Tuesday, August 2, 2011


The Supreme Court has rules about procedure.  Rule 13 sets the timeline for filing a petition for a writ of certiorari, one of two methods of getting a case before the Court.  The other is by a direct appeal authorized by law, a right of appeal.  Rule 13 says that the party seeking review must file their petition within ninety days from the date of final judgment in the court below (either a state court of last resort or a United States court of appeals).

The Court of Appeals for the Ninth Circuit issued its opinion in USA v. Arizona, the SB 1070 case, on March 11th. That was not the trigger starting the clock running on the need to file for certiorari.  On June 29th the Ninth Circuit issued its mandate on their opinion.  That's when the clock began ticking.

The combination of the Arizona Republic and Phoenix's NBC affiliate KPNX (local channel 12) incorrectly reported the date by which the petition for certiorari needed to filed with the Court.  On May 9th AZCENTRAL.com, the website for the paper and station, reported that the petition needed to be filed by July 11th.  See, http://www.azcentral.com/news/election/azelections/articles/2011/05/09/20110509sb1070-appeal-arizona-next-step09-ON.html.

KVOA.com, Tucson's NBC affiliate, is reporting on their web page that former Solicitor General Paul D. Clement is the lead counsel for Arizona before the Court.  See, http://www.kvoa.com/news/federal-court-hears-arguments-regarding-arizona-s-counterclaim-in-sb-1070-case/.

Calculating days to determine when Clement must have the petition filed is governed by Rule 6 of the Federal Rules of Civil Procedure.  You don't count June 29th, but begin counting on June 30th.  You never count the date of final judgment. September 27th is a Tuesday, so there is no issue about the last day being a weekend day, nor is September 27th a holiday.

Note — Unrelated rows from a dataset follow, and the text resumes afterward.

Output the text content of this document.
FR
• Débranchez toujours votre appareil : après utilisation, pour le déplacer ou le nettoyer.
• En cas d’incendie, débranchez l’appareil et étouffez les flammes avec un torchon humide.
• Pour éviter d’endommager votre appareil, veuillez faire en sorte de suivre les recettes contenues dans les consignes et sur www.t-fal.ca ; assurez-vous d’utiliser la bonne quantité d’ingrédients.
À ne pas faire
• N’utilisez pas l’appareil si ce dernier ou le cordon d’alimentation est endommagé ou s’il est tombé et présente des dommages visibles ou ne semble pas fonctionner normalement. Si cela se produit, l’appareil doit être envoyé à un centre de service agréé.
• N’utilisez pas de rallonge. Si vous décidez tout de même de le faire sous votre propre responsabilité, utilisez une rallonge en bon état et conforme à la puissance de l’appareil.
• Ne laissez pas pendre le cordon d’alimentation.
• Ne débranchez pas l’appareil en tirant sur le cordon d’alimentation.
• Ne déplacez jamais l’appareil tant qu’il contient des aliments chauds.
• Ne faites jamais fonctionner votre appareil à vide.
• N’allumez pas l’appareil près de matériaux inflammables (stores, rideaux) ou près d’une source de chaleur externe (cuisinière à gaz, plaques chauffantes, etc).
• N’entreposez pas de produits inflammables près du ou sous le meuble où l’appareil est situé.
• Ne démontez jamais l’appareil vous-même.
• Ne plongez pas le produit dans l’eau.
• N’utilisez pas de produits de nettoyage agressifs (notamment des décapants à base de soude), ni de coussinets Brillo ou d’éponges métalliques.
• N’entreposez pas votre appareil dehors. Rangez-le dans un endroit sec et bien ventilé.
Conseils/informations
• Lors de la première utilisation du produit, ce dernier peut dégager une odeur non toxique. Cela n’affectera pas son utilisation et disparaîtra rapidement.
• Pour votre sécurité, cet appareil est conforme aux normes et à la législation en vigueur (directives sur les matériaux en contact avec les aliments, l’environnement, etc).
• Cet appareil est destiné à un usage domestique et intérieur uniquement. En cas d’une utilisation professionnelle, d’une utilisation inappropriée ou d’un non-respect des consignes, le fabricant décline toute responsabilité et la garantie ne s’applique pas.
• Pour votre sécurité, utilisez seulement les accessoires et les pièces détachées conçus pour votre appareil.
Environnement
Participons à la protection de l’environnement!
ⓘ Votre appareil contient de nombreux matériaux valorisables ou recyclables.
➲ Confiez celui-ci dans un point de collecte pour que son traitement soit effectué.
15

Mr. Clement has until 2:00 p.m. to get the petition for certiorari to the Court September 27th.  In these awkward post-911 days the Court has to have security scrutinize all of the fillings.  Here is how the Court says documents have to be filed:

A case-related document delivered in an open container or an open box to the police booth at the North Drive of the Supreme Court building by 2:00 p.m. on a day that the Court is open for business will be delivered to the Clerk's office by the close of business that day.  See, http://www.supremecourt.gov/deliveryofdocuments.aspx.

Generally, the Court hears and typically decides whether or not to grant certiorari within five days after the petition is filed during a regular term of the Court.  They can also re-list the petition on their calendar if they want the input from the Solicitor General.  Under the "Rule of Four" it takes the votes of four members of the Court to grant certiorari.

The next term of the Supreme Court begins Monday October 3rd. the first Conference will be held on the afternoon of Wednesday October 5th.  Stay tuned, the Court will post an order.  On the opening day of the term it is not uncommon for the  Court to issue summary disposition orders relating to certiorari.  We won't know whether the Court will grant certiorari or deny the petition until October.